Research suggests autistic people learn how to mask by observing, analysing and mirroring the behaviours of others – in real life or on TV, in films, books, etc. This learned behavior often begins in early childhood and becomes increasingly sophisticated as students navigate the complex social demands of educational settings.
The Prevalence and Gender Dynamics
ASD is over 3 times more common among boys than among girls, with CDC data estimating a male-to-female ratio of 4:1 in autism, but this statistic may not reflect the true prevalence due to masking behaviors. Research reveals that camouflage behavior is more common in autistic females rather than males, suggesting that many girls on the spectrum remain undiagnosed or receive delayed diagnoses.
Autistic girls’ heightened social motivation and associated social coping strategies, such as camouflaging, mean they may be less likely to receive appropriate support in mainstream schools.
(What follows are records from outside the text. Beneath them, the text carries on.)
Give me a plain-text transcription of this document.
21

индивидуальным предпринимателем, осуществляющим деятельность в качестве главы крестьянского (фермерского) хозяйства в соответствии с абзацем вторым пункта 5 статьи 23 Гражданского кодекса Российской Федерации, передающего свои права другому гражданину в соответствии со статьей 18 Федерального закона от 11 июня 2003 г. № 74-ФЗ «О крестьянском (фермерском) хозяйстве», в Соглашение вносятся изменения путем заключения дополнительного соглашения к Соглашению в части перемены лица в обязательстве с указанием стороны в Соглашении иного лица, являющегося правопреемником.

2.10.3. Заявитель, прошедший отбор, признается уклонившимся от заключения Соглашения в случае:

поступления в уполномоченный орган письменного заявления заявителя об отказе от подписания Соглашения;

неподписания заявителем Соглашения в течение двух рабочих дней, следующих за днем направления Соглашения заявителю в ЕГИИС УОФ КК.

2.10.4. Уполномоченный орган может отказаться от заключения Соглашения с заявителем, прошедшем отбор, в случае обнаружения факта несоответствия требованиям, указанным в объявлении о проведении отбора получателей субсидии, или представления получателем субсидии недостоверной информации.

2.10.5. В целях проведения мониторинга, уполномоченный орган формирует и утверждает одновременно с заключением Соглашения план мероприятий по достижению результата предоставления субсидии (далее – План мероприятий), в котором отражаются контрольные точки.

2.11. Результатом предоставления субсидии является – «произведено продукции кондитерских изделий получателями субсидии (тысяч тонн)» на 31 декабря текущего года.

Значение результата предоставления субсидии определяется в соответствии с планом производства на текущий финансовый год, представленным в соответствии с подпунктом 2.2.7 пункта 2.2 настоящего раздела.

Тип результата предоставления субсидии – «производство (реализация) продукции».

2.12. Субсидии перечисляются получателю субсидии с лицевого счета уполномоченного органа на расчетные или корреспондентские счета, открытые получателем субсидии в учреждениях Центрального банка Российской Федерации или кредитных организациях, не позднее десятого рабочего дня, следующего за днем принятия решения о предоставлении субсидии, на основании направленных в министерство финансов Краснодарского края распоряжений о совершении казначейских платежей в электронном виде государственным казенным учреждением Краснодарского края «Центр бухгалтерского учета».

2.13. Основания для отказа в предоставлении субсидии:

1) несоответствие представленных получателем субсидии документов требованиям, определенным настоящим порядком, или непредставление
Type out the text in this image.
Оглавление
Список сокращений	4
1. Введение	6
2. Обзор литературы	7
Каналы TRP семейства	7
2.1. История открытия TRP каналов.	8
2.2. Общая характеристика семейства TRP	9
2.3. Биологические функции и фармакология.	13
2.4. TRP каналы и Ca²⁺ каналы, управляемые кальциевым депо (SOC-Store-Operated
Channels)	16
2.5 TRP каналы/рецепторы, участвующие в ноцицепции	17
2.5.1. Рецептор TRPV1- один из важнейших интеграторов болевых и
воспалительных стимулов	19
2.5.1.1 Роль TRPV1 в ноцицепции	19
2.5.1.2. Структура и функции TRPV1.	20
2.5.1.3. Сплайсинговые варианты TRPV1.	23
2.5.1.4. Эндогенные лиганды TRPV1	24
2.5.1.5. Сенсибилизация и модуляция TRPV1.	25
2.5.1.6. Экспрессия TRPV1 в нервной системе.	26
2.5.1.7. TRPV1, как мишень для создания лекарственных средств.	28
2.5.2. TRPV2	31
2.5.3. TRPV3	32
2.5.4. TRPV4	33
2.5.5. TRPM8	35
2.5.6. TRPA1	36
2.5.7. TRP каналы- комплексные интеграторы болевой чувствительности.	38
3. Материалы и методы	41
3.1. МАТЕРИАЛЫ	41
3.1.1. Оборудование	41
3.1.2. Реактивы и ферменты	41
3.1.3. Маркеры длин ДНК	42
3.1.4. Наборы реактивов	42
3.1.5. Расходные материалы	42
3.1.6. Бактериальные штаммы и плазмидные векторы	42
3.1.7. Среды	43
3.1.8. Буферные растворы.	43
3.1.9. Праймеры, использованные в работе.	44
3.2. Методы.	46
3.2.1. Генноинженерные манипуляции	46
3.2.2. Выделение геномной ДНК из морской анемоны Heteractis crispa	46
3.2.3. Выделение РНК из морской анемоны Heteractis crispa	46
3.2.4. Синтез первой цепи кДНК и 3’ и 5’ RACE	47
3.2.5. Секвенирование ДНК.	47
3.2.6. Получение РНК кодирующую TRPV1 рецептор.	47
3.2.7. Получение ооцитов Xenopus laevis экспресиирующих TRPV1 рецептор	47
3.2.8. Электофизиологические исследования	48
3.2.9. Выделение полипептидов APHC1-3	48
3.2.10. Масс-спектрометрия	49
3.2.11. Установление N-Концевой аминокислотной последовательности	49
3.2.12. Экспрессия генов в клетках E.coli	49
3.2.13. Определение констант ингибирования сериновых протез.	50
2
This creates a concerning cycle where the students who most need support are least likely to receive it.
Key Signs of Autism Masking in Educational Settings
1. The “Model Student” Paradox
One of the most counterintuitive signs of autism masking is the presence of a seemingly perfect student who demonstrates:
- Excessive compliance: Never questioning authority or expressing preferences
- Hypervigilance about rules: Becoming distressed when others break minor classroom rules
- Academic perfectionism: Showing extreme anxiety about making mistakes
- Social exhaustion: Appearing drained after social interactions or group activities
Those who haven’t experienced the frustration of being misunderstood as the parent of a child with Autism can find it hard to believe that the perfectly behaved little girl (and it is usually little girls) who keeps her head down at school and tries really hard to comply and ‘fit in’ with the other children can suddenly change when she comes out of school.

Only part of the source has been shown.